The Internet has dramatically changed the way most companies operate. For many businesses, their insurance may not have kept pace with their exposure when it comes to the rapidly evolving and emerging world of cyber liability. Restaurants are no exception.
In the last few years, it has become commonplace for restaurants to use the Internet in many different ways to promote and to operate their businesses. Any given restaurant will likely have its own website, a Facebook and/or Twitter account, an Internet-connected computer network at one or more office or restaurant locations, and an electronic payment processing system (credit card or e-check). The owner, manager or other employees may own laptops that contain customer information. Some restaurants have a frequent diners club that may require customers to enter credit card information on a website. In addition, restaurants may sell food products or other merchandise online.
These are all useful business tools but they also may leave a restaurant exposed to risk that is not covered under a standard commercial insurance policy. Typical general liability policies often do not cover activities associated with website publishing or network security, for example. Common cyber risk exposures include, but are not limited to:
- Data/security breach
- Copyright or trademark infringement
- Data destruction and/or corruption as a result of a virus
- Cyber extortion
- Hackers, worms, and other cyber meddlers
- Firewall and network security attacks
Restaurants that regard cyber risk coverage as optional may not be accurately assessing their potential uninsured exposure. The cost of cyber liability losses can add up quickly. For example, according to a widely-cited 2009 Ponemon Institute Study, the average business loss from a lost laptop is $49,276 and most of that expense is associated with the cost of a data breach.
It behooves any insurance agent to review with his or her restaurant clients the current coverage in relation to potential cyber liability exposures based on the nature and size of the operation. There are a number of key areas to include in this assessment. (Note – this list is not all-inclusive.)
A restaurant that maintains a website may be held liable for wrongful acts associated with the content posted on that web site. A wrongful act may include (but be limited to) actual or alleged errors, misstatements or misleading statements that result in an infringement of another’s copyright, trademark, service mark or right to privacy.
Restaurants that maintain a computer system that is connected to the Internet have a potential liability due to a breach of that system. Unauthorized access may result in the dissemination of personal information held on the computer system and/or the transmission of a virus to a third party. Additionally, the restaurant may incur costs to replace or restore electronic data or computer programs that are damaged or destroyed as a result of a security breach.

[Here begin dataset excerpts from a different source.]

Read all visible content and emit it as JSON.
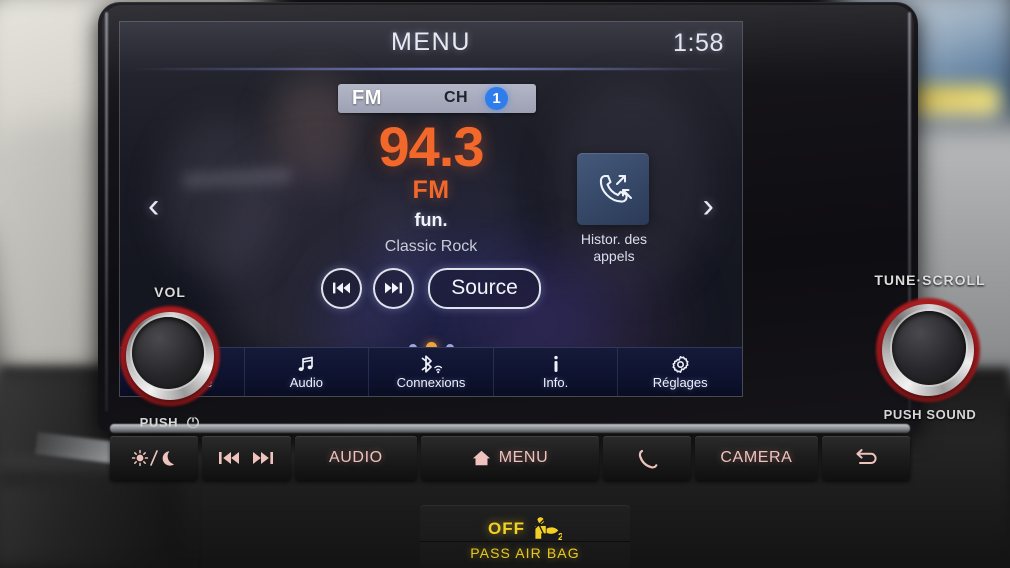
{
  "screen": {
    "title": "MENU",
    "clock": "1:58",
    "band": {
      "name": "FM",
      "ch_label": "CH",
      "ch_number": "1"
    },
    "now_playing": {
      "frequency": "94.3",
      "unit": "FM",
      "station": "fun.",
      "genre": "Classic Rock"
    },
    "transport": {
      "prev_icon": "previous-track-icon",
      "next_icon": "next-track-icon",
      "source_label": "Source"
    },
    "arrows": {
      "left": "‹",
      "right": "›"
    },
    "tile": {
      "icon": "call-history-icon",
      "label_line1": "Histor. des",
      "label_line2": "appels"
    },
    "pager": {
      "count": 3,
      "active_index": 1
    },
    "navbar": [
      {
        "label": "Téléphone",
        "icon": "phone-icon"
      },
      {
        "label": "Audio",
        "icon": "music-note-icon"
      },
      {
        "label": "Connexions",
        "icon": "bluetooth-wifi-icon"
      },
      {
        "label": "Info.",
        "icon": "info-icon"
      },
      {
        "label": "Réglages",
        "icon": "gear-icon"
      }
    ]
  },
  "knobs": {
    "left": {
      "top_label": "VOL",
      "bottom_label": "PUSH",
      "bottom_icon": "power-icon"
    },
    "right": {
      "top_label": "TUNE·SCROLL",
      "bottom_label": "PUSH SOUND"
    }
  },
  "hard_buttons": [
    {
      "label": "",
      "icon": "brightness-day-night-icon"
    },
    {
      "label": "",
      "icon": "prev-next-track-icon"
    },
    {
      "label": "AUDIO",
      "icon": ""
    },
    {
      "label": "MENU",
      "icon": "home-icon"
    },
    {
      "label": "",
      "icon": "phone-icon"
    },
    {
      "label": "CAMERA",
      "icon": ""
    },
    {
      "label": "",
      "icon": "back-arrow-icon"
    }
  ],
  "airbag": {
    "status": "OFF",
    "icon": "passenger-airbag-icon",
    "label": "PASS AIR BAG"
  },
  "colors": {
    "frequency_orange": "#f2672a",
    "active_dot_orange": "#f0a33a",
    "channel_blue": "#2f7ceb",
    "knob_ring_red": "#d4262a",
    "airbag_yellow": "#f2d024",
    "button_label_salmon": "#efc3bd"
  }
}
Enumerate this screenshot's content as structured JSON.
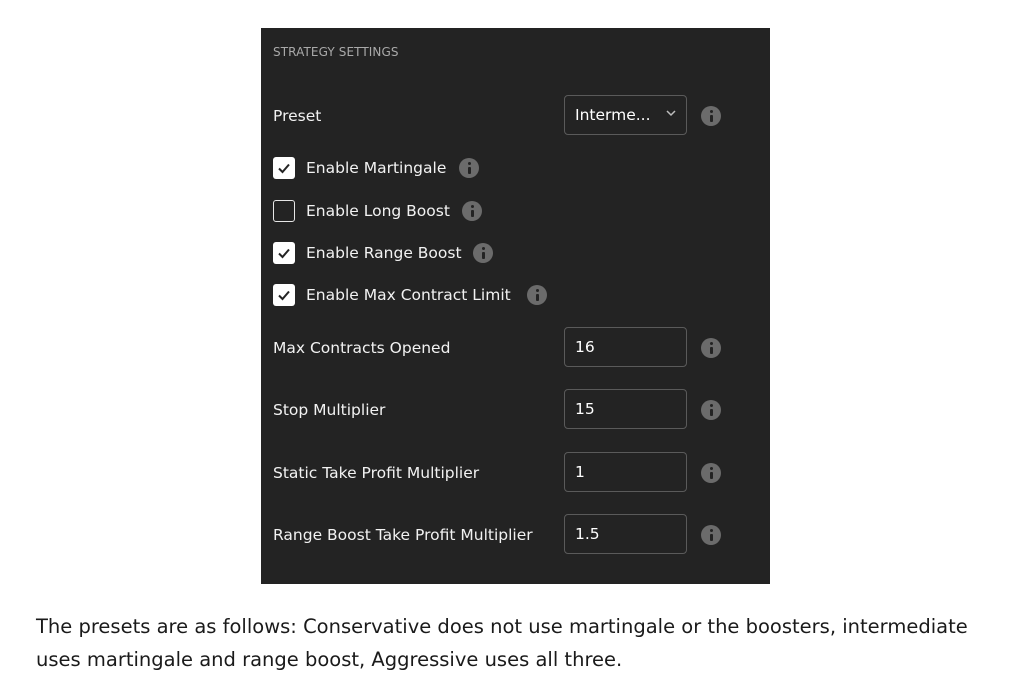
{
  "panel": {
    "section_title": "STRATEGY SETTINGS",
    "preset": {
      "label": "Preset",
      "selected": "Interme..."
    },
    "checkboxes": [
      {
        "label": "Enable Martingale",
        "checked": true
      },
      {
        "label": "Enable Long Boost",
        "checked": false
      },
      {
        "label": "Enable Range Boost",
        "checked": true
      },
      {
        "label": "Enable Max Contract Limit",
        "checked": true
      }
    ],
    "fields": [
      {
        "label": "Max Contracts Opened",
        "value": "16"
      },
      {
        "label": "Stop Multiplier",
        "value": "15"
      },
      {
        "label": "Static Take Profit Multiplier",
        "value": "1"
      },
      {
        "label": "Range Boost Take Profit Multiplier",
        "value": "1.5"
      }
    ]
  },
  "caption": "The presets are as follows: Conservative does not use martingale or the boosters, intermediate uses martingale and range boost, Aggressive uses all three.",
  "icons": {
    "info": "info-icon",
    "check": "checkmark-icon",
    "dropdown": "chevron-down-icon"
  },
  "colors": {
    "panel_background": "#232323",
    "input_border": "#5a5a5a",
    "info_icon": "#6b6b6b",
    "section_title": "#a9a9a9"
  }
}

Cyber extortion is a crime involving an attack or threat of attack against an enterprise, in combination with a demand for money to avert or stop the attack. Cyber extortion may take different forms including the use of software that encrypts a victim’s data and then the cyber criminal demands money for the decryption key. Cyber extortion may also include threats to publish a client’s personal information or destroy or corrupt records. In recent years, incidents of cyber extortion have grown significantly and the criminals often operate from countries other than those where their victims are located thus making it difficult to prosecute.
Loss of Income
A restaurant may experience a loss of business income and/or extra expense as a direct result of an e-commerce incident. For example, if a virus or other malicious attack damages or destroys a computer system vital to the restaurant operation, it may result in a shut down of operations for a period of time and a corresponding loss of income.
Security Breach Expenses
Insurance agents should be familiar with Data Breach Notification Laws in the state (or states) where they operate. The cost of compliance with notification laws can be a major expense for a business to absorb. When evaluating possible insurance products to address cyber risk, it is important to consider what services the product includes for dealing with the potentially devastating consequences of a data breach. Most businesses will need outside expertise to manage the crisis and to ensure they are meeting regulatory requirements. The leading insurance products today include assistance with tasks like developing an incident response plan and sending notifications to affected people, credit bureaus and government offices. Some insurance carriers provide data breach services via a third party firm that specializes in assessing, mitigating and managing a breach crisis.
Public relations expense is another area that it would be wise to consider. A restaurant may suffer damage to its reputation in the event negative publicity results from an e-commerce incident. The most comprehensive insurance policies will provide coverage for public relations expenses related to protecting or restoring the reputation of the business.
Cyber Risk: E&O Threat or Opportunity Knocking?
The emerging area of cyber risk presents an opportunity for an insurance agent to differentiate him or herself from the competition. The agent who understands the exposures and the available insurance products can provide a valuable service to his or her clients and prospects. On the flip side, the uneducated agent may experience a potential errors and omissions risk if existing clients do not understand the cyber risk exposures that are not covered by their current insurance program. Further, that same agent is missing the potential marketing opportunity that cyber risk represents.
Every restaurant that keeps electronic data and also uses the Internet to conduct e-commerce or general business operations has an exposure. Are you ready to educate your clients?